Cyber Incident Victim: FilaBandai

The defacement campaign began approximately three weeksbefore the article’s publication date of 7 March 2026. Netcraft reported that over 7,500 Magento sites were compromised. The attackers placed plaintext defacement files on the affected infrastructure across more than 15,000 hostnames. Most of these files contained the attacker’s handles, while a smaller fraction included political messages referencing recent geopolitical conflicts. According to Netcraft, those political messages appeared only on 7 March 2026 and were absent from earlier or later defacements. The campaign affected a range of global brands, including FilaBandai, Asus, BenQ, Citroën, Diesel, FedEx, Fiat, Lindt, Toyota, and Yamaha. Impacts were mainly observed on subdomains, regional storefronts, and staging environments, although some production‑facing sites were briefly defaced. In addition to corporate targets, regional government services, university domains in Latin America and Qatar, and several international non‑profit organizations were also hit. Domains associated with the Trump Organization were among those defaced. The defacement archive Zone‑H received the majority of reports under the account ‘Typical Idiot Security’.

Netcraft indicated that the attacker likely exploited an unauthenticated file upload vulnerability affecting Magento Open Source (Community Edition), Magento Enterprise / Adobe Commerce, and Adobe Commerce deployments with Magento B2B. Sansec later disclosed a separate flaw in the Magento REST API, named PolyShell, which could allow unauthenticated upload of executables to any store.
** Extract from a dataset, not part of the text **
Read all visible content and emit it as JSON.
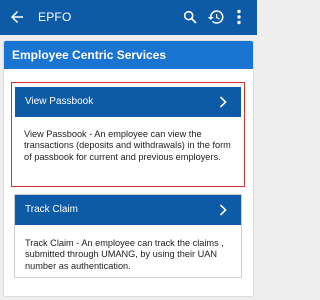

The PolyShell vulnerability impacts all Magento Open Source and Adobe Commerce versions up to 2.4.9‑alpha2. It could also be used for cross‑site scripting in versions prior to 2.3.5. The vulnerable code has been present since the initial Magento 2 release. Adobe addressed the issue in the 2.4.9 pre‑release branch as part of advisory APSB25‑94. No isolated patch exists for current production versions of the software. Sansec noted that, despite the vulnerability’s existence, active exploitation had not been observed in the wild at the time of reporting. However, the exploit method was already circulating, leading Sansec to anticipate automated attacks in the near future.
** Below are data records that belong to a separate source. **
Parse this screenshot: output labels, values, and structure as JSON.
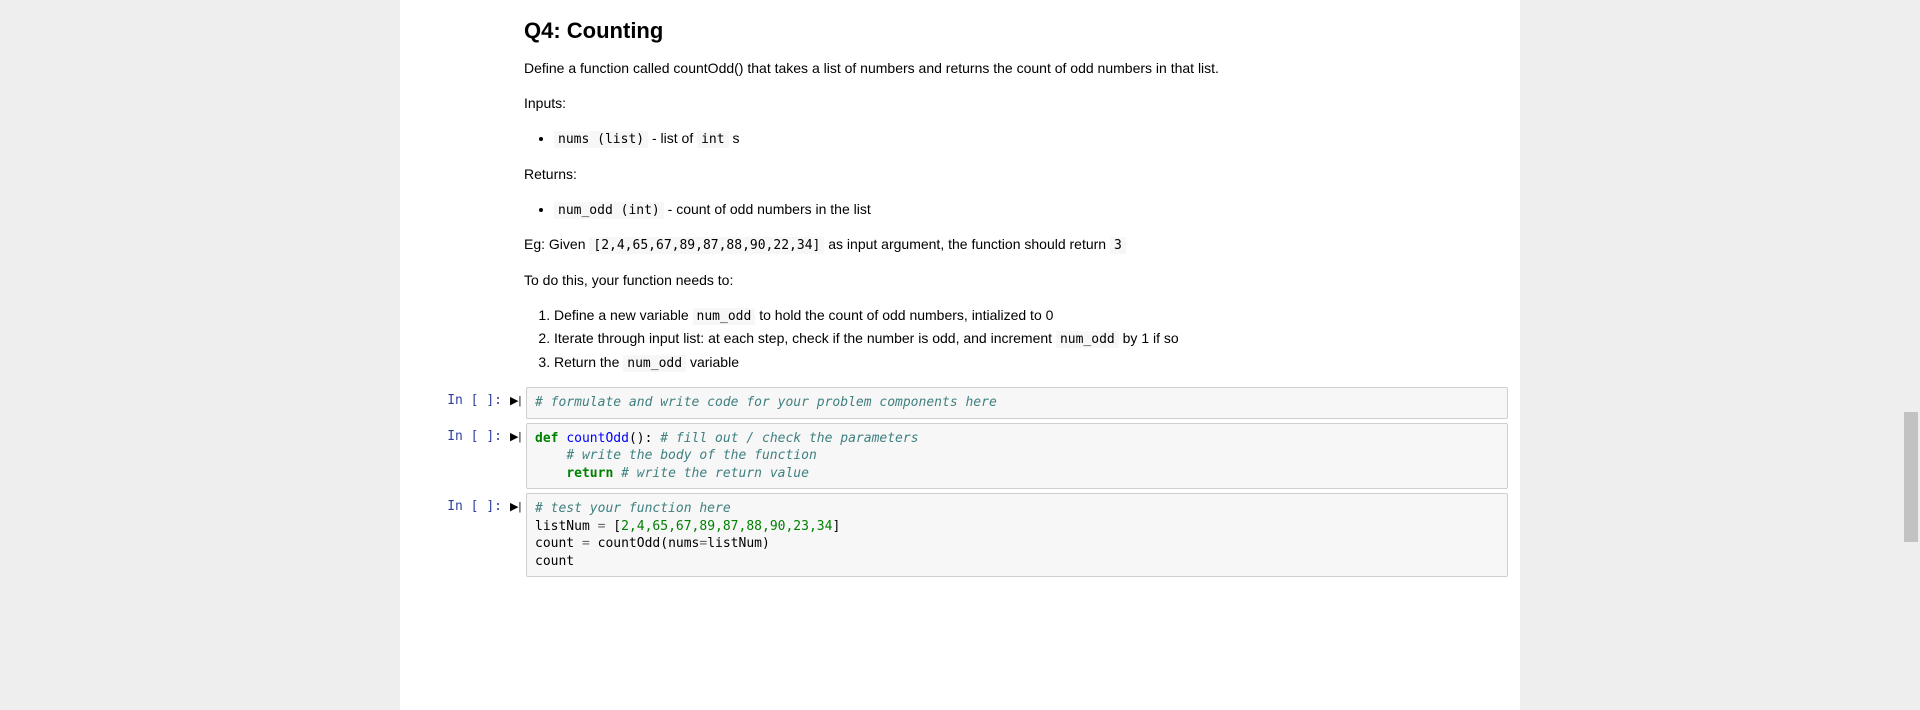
{
  "heading": "Q4: Counting",
  "intro": "Define a function called countOdd() that takes a list of numbers and returns the count of odd numbers in that list.",
  "inputs_label": "Inputs:",
  "inputs_item": {
    "code1": "nums (list)",
    "after1": " - list of ",
    "code2": "int",
    "after2": " s"
  },
  "returns_label": "Returns:",
  "returns_item": {
    "code1": "num_odd (int)",
    "after1": " - count of odd numbers in the list"
  },
  "example": {
    "before": "Eg: Given ",
    "code1": "[2,4,65,67,89,87,88,90,22,34]",
    "mid": " as input argument, the function should return ",
    "code2": "3"
  },
  "todo_label": "To do this, your function needs to:",
  "steps": {
    "s1a": "Define a new variable ",
    "s1code": "num_odd",
    "s1b": " to hold the count of odd numbers, intialized to 0",
    "s2a": "Iterate through input list: at each step, check if the number is odd, and increment ",
    "s2code": "num_odd",
    "s2b": " by 1 if so",
    "s3a": "Return the ",
    "s3code": "num_odd",
    "s3b": " variable"
  },
  "cells": {
    "prompt": "In [ ]:",
    "run_glyph": "▶|",
    "c1": {
      "comment1": "# formulate and write code for your problem components here"
    },
    "c2": {
      "kw_def": "def",
      "fname": "countOdd",
      "paren_open": "():",
      "comment1": "# fill out / check the parameters",
      "comment2": "# write the body of the function",
      "kw_return": "return",
      "comment3": "# write the return value"
    },
    "c3": {
      "comment1": "# test your function here",
      "line2a": "listNum ",
      "line2op": "=",
      "line2b": " [",
      "nums": "2,4,65,67,89,87,88,90,23,34",
      "line2c": "]",
      "line3a": "count ",
      "line3op": "=",
      "line3b": " countOdd(nums",
      "line3op2": "=",
      "line3c": "listNum)",
      "line4": "count"
    }
  }
}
Netcraft’s report highlighted that most of the defacement incidents were logged in the Zone‑H archive using the handle ‘Typical Idiot Security’. This same handle appeared within the plaintext defacement files placed on the compromised sites. The reuse of the handle suggests the threat actor is attempting to build a reputation through the archive. No additional details regarding mitigation, patching, or remediation actions taken by affected organizations are provided in the source material. Consequently, the narrative is limited to the observed timeline, scope, technical details, and reporting activities described above.